Sorry for this post to be such a mess, i struggle to present this in a clear way.
Thank you again
Noam Monmarché
Commenting because i still have the problem and couldnt find the reason why
hello
i’m a bit confused on how you have setup you “host” and your “service”
that is a “host” check alive command, not a service
a host should inherit from a host template, for example “os-linux-snmp-custom”
this will make a ‘host’ with a ping to check if the host is alive
and the services associated with the host will be created (if you say yes to the “create services linked to the template” )
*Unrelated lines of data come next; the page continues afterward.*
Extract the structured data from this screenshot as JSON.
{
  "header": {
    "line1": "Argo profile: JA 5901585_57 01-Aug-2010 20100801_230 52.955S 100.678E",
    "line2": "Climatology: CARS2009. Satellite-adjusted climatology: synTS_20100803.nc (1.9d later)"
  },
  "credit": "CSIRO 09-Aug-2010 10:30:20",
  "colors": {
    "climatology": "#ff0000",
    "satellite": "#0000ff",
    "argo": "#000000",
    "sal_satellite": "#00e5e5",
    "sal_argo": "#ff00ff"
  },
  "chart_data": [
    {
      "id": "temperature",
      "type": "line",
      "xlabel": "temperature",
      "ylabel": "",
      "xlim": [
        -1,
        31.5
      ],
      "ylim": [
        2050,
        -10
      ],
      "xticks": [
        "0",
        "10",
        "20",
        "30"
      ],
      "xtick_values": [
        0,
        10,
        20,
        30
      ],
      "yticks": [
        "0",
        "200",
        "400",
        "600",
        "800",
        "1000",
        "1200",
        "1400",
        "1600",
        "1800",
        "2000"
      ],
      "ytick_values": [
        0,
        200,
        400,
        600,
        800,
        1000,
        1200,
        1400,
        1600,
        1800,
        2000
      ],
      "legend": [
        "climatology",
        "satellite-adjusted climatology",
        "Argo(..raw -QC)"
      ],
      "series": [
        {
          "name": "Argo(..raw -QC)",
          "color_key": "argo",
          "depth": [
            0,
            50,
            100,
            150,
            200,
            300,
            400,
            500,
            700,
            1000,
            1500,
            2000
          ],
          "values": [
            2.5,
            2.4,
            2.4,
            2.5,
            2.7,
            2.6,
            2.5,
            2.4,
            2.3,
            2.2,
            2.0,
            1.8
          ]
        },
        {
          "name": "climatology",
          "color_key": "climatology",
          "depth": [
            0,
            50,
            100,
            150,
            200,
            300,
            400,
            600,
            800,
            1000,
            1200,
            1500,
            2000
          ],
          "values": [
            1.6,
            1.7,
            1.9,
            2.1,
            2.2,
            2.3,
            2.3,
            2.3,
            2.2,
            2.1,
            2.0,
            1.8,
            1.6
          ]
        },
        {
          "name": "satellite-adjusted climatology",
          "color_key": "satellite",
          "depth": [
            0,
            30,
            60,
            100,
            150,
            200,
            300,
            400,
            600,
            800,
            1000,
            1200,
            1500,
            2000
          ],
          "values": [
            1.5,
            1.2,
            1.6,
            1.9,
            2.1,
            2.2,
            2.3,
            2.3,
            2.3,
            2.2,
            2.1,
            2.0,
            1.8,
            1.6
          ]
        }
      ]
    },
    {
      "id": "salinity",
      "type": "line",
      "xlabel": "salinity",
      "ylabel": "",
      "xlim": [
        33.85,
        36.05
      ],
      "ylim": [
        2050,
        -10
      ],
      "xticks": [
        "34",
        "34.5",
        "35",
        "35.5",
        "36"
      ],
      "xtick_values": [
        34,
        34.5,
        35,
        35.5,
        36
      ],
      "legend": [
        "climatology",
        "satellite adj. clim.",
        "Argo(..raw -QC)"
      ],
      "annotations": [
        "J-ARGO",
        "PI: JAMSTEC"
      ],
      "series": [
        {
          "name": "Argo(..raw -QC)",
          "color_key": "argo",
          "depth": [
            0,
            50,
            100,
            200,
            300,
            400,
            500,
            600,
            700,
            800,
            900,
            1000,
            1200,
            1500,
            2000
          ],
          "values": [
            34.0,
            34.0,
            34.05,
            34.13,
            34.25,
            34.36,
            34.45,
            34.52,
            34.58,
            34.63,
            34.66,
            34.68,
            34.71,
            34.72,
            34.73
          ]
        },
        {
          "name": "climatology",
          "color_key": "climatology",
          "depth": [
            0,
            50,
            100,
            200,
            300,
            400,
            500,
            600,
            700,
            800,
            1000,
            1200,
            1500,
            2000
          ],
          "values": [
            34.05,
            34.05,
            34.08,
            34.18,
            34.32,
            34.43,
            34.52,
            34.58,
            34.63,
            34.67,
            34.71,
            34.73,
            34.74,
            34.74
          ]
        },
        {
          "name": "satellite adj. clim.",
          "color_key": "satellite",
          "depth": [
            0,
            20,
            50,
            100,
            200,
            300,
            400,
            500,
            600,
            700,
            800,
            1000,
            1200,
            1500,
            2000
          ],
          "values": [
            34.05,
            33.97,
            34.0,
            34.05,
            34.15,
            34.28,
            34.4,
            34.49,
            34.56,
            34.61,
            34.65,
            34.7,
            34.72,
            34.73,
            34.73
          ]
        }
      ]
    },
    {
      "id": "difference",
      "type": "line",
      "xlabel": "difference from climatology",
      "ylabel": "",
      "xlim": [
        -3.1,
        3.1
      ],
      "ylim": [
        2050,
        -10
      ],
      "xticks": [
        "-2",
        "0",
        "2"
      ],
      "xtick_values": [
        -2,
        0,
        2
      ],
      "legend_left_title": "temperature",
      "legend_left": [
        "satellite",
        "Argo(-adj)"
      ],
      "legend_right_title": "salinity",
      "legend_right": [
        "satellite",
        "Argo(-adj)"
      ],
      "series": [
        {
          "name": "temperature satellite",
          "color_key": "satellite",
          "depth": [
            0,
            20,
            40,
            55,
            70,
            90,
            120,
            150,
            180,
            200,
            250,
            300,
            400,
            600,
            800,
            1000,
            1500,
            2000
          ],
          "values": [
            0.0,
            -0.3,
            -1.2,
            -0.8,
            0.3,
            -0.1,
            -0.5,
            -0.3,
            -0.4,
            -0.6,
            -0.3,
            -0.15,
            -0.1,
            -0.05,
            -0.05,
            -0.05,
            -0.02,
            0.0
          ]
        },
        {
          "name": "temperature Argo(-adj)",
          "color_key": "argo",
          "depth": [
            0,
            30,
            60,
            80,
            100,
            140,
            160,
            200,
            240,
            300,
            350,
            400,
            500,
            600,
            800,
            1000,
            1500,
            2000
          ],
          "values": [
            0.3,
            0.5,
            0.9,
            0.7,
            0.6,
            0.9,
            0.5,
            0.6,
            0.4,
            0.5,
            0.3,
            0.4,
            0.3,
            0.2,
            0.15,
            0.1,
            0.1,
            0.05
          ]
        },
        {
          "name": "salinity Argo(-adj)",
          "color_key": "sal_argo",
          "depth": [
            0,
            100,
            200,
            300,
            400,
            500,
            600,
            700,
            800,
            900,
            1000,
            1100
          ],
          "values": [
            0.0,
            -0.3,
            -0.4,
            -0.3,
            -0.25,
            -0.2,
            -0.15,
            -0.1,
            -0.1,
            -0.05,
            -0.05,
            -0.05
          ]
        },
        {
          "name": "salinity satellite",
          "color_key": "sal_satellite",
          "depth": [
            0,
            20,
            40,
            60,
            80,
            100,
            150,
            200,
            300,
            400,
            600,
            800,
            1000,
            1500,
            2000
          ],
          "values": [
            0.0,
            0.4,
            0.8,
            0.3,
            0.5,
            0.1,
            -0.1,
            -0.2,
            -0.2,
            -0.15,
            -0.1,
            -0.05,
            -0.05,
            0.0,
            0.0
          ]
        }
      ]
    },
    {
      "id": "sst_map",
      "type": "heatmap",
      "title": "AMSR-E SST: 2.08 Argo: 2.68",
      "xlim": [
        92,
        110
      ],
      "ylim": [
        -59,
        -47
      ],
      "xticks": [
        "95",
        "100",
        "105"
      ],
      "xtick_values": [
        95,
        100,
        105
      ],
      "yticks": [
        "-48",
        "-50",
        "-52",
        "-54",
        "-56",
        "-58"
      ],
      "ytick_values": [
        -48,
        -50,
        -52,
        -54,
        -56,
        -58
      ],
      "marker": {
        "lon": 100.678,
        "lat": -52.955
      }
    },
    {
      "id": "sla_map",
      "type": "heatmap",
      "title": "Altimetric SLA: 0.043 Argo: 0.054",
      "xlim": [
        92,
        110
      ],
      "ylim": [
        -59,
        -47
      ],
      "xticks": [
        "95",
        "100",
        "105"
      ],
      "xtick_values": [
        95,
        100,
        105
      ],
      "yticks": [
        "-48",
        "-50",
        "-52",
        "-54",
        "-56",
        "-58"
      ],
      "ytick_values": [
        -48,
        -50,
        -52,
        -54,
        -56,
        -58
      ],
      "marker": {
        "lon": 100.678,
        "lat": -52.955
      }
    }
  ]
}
the host template “os-linux-snmp-custom” comes with the linux snmp plugin pack from centreon, and is “linked” to multiple services, including the “snmp uptime” check
here is the relations in the host template menu
(the uptime may not be here, i don’t remember if I added it here manually)
that host template inherit from the default “generic active host” which include the “host check” with the ping command
why does it not work correctly : I don’t know, but I know the “host check” command should not be a snmp check because you cannot pass parameters, the host check command is different than a service check
on a side note, if you don’t want to use the full linux snmp host template
create a simple host with this template
then in the service, ADD a service
set the name to uptime, input your host name
and use the template
always use the “-custom” in all your template, as the non “-custom” have no custom macro
Thank you for your response. I indeed setup all my Linux Hosts with the Check Command OS-Linux-SNMP-Uptime, , because that is an info i find interesting when i sort them by host and i thought it could do the job as well as a ping in order to know if the host was down or not. i do not want to add any metrics or macro so i didnt care much about it not being a service but just using it as a check command.
This is in fact working well on almost every host i monitor and was only wondering why it wouldnt work with only two of them, and more so i wanted to know why it was behaving so strangely. I understand from what you say that it is not a good practice to perform an snmp check as a check command and will hold to this but im still questionning about these weird errors (times when the uptime check passes on some parameters from i dont know where for exemple)
Anyway thank you for taking the time to answer me
ok, I can understand your need
what you could do is duplicate the check command snmp uptime, and force the setting in it so it can force the correct threshold, then use that check command that is sure to be used correctly in your host check command.